Pennsylvania is in good company, joining the ranks of Ohio, Florida, Missouri, New Mexico, Maine, and Michigan as state’s with competitive Senate races.
“The shift reflects movement toward the Republican side and suggests the race is firmly in play,” says The Washington Post, before quickly reaffirming that, “Casey is still the clear frontrunner here.”
The news from The Washington Post comes in response to two polls released today by Quinnipiac University and Franklin & Marshall University. The first poll shows Casey’s lead at 49 percent to 43 percent, 12 points closer that the group’s August poll, while the F&M poll has Casey up 48 percent to 38 percent over Smith among likely voters.
A poll commissioned by The Pittsburgh Tribune Review last week showed Casey over Smith 46 percent to 41 percent.
Smith’s rise in popularity may be attributed to his spending this campaign season as the Senate seat hopeful continues to outspend Casey at a rate which is estimated at 3 to 1.
Until recently, no national groups had engaged in the Pa. Senate race. However, a Republican super PAC affiliated with FreedomWorks entered the ring by donating $200K towards live calls to Pa. citizens in order to conduct research on voters. This move may attract other national groups if the race remains closer down the stretch.
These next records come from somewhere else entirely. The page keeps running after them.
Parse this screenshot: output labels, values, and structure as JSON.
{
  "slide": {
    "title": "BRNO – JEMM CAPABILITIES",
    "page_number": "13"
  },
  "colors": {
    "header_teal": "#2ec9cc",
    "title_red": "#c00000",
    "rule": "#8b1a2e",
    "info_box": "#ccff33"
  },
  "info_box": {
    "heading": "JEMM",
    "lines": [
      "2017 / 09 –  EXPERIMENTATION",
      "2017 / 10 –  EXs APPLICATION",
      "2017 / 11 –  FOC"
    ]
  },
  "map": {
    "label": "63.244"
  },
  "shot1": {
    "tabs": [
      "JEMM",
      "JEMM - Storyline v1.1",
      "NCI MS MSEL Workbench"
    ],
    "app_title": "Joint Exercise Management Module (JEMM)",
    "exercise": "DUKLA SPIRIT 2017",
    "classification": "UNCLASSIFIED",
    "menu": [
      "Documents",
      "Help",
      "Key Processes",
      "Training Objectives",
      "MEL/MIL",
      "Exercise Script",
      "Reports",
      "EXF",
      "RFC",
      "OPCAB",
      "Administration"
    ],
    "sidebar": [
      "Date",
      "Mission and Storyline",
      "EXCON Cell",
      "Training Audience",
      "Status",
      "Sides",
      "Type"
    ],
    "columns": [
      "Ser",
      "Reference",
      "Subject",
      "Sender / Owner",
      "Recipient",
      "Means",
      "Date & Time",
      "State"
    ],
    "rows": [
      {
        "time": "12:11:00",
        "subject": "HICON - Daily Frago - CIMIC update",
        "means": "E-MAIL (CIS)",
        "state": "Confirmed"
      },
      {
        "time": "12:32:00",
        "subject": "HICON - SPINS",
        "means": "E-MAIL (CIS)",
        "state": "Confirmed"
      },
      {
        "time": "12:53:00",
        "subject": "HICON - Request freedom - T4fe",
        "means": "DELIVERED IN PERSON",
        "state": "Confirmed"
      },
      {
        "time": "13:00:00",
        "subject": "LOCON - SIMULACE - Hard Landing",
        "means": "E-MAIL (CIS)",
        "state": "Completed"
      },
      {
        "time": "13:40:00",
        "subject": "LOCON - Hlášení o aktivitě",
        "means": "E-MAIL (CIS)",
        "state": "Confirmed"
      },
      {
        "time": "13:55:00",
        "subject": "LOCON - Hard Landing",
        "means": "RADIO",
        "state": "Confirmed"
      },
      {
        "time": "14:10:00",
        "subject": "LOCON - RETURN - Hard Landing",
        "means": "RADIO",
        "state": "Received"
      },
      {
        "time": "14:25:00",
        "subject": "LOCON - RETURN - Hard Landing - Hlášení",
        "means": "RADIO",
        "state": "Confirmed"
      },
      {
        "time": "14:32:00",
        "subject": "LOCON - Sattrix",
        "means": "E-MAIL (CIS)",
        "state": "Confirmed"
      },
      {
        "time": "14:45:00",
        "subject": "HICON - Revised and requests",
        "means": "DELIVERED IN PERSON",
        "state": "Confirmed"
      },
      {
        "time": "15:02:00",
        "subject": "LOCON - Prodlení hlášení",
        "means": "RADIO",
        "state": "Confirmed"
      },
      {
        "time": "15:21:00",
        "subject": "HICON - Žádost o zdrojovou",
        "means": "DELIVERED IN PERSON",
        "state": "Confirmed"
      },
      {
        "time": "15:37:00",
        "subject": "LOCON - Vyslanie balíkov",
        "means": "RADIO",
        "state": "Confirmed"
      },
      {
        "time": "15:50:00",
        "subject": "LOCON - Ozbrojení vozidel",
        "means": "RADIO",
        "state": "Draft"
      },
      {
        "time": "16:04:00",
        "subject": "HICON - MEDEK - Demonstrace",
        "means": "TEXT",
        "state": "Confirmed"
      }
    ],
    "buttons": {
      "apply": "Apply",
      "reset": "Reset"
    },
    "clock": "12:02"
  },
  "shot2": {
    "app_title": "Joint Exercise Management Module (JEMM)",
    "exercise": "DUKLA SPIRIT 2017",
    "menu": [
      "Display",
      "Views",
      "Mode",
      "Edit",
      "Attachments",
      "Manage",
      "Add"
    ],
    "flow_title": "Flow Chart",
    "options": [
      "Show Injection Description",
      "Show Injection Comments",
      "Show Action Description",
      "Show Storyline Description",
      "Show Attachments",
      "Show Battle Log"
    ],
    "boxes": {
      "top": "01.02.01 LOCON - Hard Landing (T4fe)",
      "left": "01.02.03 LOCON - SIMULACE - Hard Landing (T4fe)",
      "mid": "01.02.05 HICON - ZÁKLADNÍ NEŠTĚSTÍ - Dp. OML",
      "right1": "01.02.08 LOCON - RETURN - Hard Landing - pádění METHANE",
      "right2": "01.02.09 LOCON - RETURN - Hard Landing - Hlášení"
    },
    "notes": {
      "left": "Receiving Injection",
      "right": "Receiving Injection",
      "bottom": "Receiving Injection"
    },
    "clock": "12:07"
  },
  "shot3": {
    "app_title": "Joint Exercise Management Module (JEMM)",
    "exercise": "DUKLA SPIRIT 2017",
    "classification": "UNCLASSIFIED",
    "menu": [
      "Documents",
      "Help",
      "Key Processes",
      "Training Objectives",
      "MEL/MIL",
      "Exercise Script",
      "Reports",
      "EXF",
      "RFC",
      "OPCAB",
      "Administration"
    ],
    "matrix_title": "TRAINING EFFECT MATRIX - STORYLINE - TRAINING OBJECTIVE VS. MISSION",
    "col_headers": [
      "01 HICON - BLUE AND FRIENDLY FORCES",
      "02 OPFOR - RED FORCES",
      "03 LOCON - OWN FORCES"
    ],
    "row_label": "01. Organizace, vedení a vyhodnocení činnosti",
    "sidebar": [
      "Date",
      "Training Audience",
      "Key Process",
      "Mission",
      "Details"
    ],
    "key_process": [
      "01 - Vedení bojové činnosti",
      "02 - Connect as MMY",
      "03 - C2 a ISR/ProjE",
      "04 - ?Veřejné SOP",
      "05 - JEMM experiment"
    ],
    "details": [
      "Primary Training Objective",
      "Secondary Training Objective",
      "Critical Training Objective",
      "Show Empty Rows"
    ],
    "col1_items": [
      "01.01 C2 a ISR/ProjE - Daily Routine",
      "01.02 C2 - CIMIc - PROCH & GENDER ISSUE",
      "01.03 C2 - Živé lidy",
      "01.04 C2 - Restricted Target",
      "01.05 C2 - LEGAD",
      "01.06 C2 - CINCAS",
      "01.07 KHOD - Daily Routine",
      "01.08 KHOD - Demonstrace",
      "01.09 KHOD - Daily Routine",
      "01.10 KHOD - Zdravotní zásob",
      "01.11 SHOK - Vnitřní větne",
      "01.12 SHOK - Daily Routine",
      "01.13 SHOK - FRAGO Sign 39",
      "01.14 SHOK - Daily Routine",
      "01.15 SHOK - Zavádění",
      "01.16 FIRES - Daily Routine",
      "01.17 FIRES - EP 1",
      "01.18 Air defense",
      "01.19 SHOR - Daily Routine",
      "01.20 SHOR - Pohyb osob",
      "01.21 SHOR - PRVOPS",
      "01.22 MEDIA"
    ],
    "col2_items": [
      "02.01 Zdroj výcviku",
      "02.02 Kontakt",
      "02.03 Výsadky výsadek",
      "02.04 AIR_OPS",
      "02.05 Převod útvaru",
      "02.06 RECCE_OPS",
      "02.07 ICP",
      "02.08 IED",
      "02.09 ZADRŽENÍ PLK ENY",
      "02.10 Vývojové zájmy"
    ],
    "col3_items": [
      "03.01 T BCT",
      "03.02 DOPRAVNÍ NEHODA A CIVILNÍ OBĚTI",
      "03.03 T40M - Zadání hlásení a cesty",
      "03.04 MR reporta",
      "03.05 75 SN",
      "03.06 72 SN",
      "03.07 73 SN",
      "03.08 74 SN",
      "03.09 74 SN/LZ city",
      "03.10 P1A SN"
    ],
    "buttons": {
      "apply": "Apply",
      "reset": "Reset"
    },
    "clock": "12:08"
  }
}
Casey’s campaign manager Larry Smar spoke to the The Washington Post, reiterating the lopsided spending battle since the end of the primary.
As Casey attempts to fend off Smith, the TV ads placed by the two have gotten personal. Casey has tried to pin “Tea Party Tom Smith” as a conservative who is outside the realm of majority Republicans, while Smith has made efforts to make Casey look like a money spending liberal in ads bombarding the Philadelphia area.
The two will continue to fight each other for Pennsylvania’s votes until the November elections. Until then, the brawl should be fun to watch.